Horn sand sculpture at CrailThen there were those magnificent period horns, so expertly handled by Anneke Scott and Joe Walters. They provided the next transition – to the grand finale in Cambo’s walled garden the following afternoon. The horn theme was hymned in sand by regular true artists Jamie Wardley and Claire Jamieson of Sand in Your Eye, who also served up the violin on Elie beach (five strings and a chinrest for a left-hander provoked a lot of fatuous chat, good for publicity, of course, as the annual artwork always is).

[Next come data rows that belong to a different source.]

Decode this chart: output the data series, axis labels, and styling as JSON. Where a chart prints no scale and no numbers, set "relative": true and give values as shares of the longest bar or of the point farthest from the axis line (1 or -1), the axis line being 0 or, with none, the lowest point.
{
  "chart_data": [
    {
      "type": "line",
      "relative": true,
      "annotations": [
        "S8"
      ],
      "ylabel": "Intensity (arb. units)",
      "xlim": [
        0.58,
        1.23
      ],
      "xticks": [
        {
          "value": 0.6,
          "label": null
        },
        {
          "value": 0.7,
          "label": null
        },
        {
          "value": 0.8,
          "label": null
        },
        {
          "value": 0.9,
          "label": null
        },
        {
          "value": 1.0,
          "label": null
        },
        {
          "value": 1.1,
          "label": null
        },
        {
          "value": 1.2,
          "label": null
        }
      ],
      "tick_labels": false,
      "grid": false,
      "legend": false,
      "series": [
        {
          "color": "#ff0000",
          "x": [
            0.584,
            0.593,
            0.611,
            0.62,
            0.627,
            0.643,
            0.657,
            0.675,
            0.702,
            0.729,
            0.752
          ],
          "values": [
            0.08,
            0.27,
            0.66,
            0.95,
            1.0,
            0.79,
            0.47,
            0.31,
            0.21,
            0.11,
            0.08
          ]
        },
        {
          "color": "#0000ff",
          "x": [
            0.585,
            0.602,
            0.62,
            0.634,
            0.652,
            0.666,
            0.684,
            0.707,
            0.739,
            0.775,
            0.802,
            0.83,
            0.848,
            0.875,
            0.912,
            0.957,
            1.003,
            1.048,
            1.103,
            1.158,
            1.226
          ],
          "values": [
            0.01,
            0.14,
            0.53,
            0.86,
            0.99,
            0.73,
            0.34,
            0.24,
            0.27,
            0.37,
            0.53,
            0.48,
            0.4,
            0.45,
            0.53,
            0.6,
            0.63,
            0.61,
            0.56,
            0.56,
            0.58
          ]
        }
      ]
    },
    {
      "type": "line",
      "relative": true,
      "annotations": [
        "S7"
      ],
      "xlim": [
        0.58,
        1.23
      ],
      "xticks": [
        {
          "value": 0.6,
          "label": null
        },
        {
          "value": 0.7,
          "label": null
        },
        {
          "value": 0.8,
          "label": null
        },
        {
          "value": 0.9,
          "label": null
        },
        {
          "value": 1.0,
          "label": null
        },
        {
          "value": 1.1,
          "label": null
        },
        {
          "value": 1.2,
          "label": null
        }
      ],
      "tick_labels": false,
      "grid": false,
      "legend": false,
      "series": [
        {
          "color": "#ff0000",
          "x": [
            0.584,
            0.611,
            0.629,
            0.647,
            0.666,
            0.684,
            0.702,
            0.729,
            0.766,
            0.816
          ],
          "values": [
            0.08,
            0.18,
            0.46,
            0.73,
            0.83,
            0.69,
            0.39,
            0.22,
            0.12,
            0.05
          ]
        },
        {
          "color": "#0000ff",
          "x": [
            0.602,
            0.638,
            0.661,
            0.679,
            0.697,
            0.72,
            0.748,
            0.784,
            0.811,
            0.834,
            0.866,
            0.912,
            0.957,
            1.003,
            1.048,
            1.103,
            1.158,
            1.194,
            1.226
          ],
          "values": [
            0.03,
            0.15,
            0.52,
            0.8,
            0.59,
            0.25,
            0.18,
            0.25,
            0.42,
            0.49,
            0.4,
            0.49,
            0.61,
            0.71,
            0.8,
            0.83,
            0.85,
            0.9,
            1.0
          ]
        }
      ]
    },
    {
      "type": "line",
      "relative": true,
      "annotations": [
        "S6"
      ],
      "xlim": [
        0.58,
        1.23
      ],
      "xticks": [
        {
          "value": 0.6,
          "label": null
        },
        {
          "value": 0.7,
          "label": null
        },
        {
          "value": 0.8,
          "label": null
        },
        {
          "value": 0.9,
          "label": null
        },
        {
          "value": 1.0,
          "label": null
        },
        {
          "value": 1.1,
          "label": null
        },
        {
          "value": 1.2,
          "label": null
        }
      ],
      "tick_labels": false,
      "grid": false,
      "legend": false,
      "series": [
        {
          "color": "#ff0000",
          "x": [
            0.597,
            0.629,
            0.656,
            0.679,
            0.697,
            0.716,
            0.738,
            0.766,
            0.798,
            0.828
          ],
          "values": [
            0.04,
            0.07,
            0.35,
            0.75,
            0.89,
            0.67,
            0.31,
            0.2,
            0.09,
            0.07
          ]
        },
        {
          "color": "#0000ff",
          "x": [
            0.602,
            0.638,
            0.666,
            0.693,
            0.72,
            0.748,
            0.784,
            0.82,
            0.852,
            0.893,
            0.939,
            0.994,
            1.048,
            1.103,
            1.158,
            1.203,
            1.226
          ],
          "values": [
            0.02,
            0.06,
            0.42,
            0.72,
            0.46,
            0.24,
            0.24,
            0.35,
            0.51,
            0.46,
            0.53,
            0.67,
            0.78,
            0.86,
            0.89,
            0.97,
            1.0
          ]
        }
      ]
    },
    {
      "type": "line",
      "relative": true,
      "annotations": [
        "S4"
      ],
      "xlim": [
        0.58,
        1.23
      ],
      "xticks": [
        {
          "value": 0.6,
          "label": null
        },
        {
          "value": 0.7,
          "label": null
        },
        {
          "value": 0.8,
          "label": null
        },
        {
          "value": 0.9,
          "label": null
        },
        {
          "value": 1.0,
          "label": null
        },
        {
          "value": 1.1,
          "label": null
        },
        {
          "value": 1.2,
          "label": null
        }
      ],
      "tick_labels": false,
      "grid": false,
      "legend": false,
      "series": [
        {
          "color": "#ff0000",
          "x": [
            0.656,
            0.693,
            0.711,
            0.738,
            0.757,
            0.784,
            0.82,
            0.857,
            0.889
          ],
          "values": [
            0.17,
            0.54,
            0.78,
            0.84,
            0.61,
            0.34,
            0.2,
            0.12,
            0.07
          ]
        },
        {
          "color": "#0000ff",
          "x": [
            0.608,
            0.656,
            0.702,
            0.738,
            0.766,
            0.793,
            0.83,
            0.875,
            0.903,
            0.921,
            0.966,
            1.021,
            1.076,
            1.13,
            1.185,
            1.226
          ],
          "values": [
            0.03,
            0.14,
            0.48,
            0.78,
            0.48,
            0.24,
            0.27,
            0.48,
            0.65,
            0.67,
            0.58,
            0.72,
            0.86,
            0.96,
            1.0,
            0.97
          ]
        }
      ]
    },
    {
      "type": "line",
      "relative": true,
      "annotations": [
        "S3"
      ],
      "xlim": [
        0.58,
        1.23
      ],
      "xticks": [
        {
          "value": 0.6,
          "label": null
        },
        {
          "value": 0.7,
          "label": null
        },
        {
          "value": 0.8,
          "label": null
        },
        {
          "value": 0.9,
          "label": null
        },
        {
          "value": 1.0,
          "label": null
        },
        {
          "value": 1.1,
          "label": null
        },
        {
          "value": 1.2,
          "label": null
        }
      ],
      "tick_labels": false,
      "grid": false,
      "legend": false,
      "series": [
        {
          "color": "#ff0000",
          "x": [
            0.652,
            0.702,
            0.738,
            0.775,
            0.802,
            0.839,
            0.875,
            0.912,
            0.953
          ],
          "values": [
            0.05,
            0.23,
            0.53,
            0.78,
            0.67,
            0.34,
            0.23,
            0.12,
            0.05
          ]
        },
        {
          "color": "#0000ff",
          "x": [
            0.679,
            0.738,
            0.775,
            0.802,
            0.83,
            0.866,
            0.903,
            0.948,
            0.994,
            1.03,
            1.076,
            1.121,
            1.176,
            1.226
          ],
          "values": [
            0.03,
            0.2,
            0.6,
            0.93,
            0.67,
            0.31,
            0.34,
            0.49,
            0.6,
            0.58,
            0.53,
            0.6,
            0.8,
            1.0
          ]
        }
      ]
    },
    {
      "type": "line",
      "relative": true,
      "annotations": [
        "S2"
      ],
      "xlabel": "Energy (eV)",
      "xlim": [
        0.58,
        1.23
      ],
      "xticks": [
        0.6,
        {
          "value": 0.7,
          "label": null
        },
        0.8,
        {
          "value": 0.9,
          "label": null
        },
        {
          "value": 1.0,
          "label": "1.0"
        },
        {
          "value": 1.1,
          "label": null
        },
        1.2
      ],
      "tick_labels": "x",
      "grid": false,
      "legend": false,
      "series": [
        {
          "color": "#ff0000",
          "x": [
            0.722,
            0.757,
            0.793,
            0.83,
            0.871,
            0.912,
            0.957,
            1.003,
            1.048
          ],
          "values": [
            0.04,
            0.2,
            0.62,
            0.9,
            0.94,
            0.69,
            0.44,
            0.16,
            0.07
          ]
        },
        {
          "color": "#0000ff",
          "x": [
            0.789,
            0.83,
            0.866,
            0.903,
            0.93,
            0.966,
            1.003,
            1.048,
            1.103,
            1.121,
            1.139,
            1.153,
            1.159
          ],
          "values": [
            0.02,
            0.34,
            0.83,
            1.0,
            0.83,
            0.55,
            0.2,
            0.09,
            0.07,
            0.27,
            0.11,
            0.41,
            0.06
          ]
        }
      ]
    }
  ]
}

Unfortunately the yearly sculpture on Crail's High Street didn’t quite go according to plan: a lifesize figure playing the horn collapsed just before the inauguration and had to be replaced in three hours by the instrument itself (pictured above), not bad under the circumstances.

John Luther Adams rehearsing Across the Distance in Cambo gardens

In the case of the new commission, John Luther Adams’s "soundscape" Across the Distance (the composer rehearsing horn players of all ages pictured above)  the mountain gave birth to a molehill, in one sense at least. You might well have got the same effect by asking the 32 players to sound notes of the harmonic series at staggered intervals. It was like the Rheingold Prelude but without the watery strings or the Rhinemaidens (who could have serenaded from the stream that runs through the garden). I’d expected some tuckets and brayings, but as ambient supporting act to the stars – the plants and birds of the garden itself – it provided the necessary sense of the marvellous.

Besides, there was a cheering mix of young and old, the young coming from the junior division of the Fife Horn Union, thriving thanks to the single-handed energy of an inspirational lady, Margaret Douglass. They treated us to a “Cambo Mambo” before we moved along the garden paths led by drummer Owen Gunnell to hear four percussionists in another JLA piece, Drums of Winter. Then the serene high point, where the most wonderful sounds were heard coming from the bridge – that had to be SCO horn player Alec Frank-Gemmill, and of course it was. After the last burst of birdsong which counterpointed the horns at the end, best heard lying on the grass by the stream, it was a quick exit for me, and another roll with a bassoonist driver through sunlit Fife countryside to Edinburgh Airport; and if, as one young player said he would, I didn’t cry on leaving, this very special part of the world has carved itself even deeper in my soul.